Beklentilerimi bir kenara bırakıp eşyalarımı toplamaya yardım ettim. Sahibimi bu memnun eder. Artık ilk geldiğim halimde değildim. Boyum uzamıştı, kilo almıştım ve bu yuvaya çok alışmıştım. Daha fazla uzamak istesemde masaya yetişecek kadar ancak yetiyordu.
Kulaklarımı ve kuyruğumu saklayarak yetiştim bunu güvenliğim için yapıyordu. Kedi-insan nadir bir türdü ve bizi gören insanlar zorla kaçırarak sahipleniyordu ya da satılıyorduk.

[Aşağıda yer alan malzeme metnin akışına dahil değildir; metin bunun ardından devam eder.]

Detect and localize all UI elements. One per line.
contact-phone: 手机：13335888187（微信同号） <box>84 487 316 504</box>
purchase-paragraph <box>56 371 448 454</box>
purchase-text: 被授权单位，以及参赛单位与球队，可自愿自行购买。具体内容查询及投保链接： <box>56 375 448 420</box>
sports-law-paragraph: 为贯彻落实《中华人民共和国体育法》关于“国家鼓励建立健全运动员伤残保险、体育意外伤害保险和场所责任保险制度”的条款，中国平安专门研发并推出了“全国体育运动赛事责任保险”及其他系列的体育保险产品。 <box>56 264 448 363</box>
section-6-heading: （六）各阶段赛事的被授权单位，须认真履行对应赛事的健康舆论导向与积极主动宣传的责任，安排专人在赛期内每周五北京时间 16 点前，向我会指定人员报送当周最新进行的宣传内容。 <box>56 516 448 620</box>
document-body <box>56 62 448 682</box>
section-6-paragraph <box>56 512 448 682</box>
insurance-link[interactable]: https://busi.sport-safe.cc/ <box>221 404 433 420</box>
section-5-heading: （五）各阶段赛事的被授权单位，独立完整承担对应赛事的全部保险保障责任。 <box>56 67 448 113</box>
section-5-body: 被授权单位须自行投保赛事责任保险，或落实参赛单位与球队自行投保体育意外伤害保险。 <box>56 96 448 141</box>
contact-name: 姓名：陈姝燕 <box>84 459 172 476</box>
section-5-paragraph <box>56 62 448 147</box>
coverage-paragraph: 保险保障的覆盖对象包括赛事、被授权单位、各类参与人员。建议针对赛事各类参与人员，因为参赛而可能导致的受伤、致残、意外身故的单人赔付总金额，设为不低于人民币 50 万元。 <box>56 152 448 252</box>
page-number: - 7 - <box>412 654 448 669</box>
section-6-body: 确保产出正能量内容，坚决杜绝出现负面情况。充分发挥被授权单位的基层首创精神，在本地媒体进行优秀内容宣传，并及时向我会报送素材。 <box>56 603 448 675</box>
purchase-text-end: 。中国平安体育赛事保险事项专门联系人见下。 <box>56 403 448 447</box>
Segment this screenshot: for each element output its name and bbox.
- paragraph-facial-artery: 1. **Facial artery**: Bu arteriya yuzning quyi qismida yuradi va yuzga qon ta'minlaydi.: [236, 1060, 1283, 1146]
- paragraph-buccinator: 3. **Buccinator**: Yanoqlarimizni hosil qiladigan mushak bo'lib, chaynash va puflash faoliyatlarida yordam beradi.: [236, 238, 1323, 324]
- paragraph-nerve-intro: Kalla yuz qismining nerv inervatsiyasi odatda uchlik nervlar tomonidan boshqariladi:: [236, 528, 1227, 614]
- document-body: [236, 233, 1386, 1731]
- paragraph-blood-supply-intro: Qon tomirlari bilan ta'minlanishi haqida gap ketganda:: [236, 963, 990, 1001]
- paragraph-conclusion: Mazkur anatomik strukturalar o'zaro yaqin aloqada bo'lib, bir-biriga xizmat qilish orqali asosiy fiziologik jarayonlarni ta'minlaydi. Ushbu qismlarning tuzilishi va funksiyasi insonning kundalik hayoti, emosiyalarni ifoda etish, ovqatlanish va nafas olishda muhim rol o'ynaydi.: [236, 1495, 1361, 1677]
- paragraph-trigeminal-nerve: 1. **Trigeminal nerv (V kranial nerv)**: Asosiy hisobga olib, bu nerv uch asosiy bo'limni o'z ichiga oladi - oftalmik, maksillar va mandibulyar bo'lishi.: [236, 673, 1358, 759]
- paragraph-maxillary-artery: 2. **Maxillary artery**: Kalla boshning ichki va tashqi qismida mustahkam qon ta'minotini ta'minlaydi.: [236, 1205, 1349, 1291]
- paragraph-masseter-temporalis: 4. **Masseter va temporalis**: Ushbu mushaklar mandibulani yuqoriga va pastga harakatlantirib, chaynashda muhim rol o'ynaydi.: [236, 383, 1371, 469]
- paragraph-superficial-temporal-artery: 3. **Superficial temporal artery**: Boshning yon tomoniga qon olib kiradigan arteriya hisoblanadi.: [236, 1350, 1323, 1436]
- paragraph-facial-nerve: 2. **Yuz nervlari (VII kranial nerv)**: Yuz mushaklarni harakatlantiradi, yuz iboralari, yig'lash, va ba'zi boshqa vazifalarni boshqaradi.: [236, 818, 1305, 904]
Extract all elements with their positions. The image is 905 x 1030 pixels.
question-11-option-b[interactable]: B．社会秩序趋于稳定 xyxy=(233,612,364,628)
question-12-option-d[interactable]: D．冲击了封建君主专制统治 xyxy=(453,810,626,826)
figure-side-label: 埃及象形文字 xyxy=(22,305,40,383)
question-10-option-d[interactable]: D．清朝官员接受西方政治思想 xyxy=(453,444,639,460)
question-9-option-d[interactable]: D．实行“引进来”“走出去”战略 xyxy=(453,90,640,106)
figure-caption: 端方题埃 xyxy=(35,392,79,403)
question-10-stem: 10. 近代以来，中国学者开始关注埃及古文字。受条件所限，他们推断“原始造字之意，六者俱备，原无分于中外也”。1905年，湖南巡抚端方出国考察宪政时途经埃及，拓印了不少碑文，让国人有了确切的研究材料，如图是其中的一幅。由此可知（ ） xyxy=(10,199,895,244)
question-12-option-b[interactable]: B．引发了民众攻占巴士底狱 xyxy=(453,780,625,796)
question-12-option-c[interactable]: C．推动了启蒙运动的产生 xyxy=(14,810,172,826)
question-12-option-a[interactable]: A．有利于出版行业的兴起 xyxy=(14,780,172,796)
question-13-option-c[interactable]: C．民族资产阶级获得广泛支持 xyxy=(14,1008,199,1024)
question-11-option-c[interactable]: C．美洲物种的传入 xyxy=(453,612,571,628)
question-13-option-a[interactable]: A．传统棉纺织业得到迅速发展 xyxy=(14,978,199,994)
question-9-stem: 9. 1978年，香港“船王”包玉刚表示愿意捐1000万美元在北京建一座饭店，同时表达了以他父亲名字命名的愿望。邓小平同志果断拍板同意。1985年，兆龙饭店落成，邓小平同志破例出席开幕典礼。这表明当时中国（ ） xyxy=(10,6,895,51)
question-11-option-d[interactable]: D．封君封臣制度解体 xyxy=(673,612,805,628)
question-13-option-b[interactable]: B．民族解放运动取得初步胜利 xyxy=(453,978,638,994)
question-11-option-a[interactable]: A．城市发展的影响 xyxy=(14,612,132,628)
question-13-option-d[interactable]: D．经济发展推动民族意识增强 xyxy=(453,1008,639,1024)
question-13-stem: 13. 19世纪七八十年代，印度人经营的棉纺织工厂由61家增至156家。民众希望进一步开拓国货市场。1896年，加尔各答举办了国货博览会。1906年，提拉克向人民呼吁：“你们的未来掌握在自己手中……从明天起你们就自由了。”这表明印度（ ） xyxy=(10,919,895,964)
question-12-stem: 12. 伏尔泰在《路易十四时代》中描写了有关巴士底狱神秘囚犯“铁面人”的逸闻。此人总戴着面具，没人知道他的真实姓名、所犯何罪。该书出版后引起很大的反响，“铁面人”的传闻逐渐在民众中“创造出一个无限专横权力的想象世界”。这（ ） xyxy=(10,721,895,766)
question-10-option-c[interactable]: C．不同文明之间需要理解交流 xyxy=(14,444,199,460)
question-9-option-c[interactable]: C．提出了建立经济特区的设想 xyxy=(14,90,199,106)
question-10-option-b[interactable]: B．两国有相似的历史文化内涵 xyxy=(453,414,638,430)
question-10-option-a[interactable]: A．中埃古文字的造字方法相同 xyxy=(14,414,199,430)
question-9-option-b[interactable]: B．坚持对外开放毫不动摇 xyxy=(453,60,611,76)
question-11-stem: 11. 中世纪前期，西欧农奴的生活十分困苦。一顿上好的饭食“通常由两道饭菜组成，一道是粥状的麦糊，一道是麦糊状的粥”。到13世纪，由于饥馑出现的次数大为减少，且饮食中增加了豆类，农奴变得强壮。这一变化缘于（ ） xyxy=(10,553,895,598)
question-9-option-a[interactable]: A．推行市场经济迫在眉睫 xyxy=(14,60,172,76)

Daha küçük bir yavruyken vücudumuz kedi formunda olduğu için sıradan bir kedi gibi görünüyordum. Büyüdükçe işler değişti ve özel odaya alındım. Başka melezlerde vardı tıpkı benim gibi ama benden çok farkı görüntüye sahip.
...
Tamamen hazırlandıktan sonra eşyalarımı arka koltuğa burakıp sürücü koltuğuna geçen sahibimle yola çıkmıştık. İşleri yüzünden beni bırakmak zorunda olduğundan üzülmeden duramıyordum. Barınaklardan nefret ediyordum buna sahibim tarafından terk edilmekte eklenince kırgınlığım ben buradayım diyordu.
Hiç konuşmadan yolu bitirmek üzereyken sahip gözlerini üstümde gezdirdi
"Joongie yapma tatlım seni bırakmayı hiç istemiyorum ama iş durumum bunu gerektiriyor."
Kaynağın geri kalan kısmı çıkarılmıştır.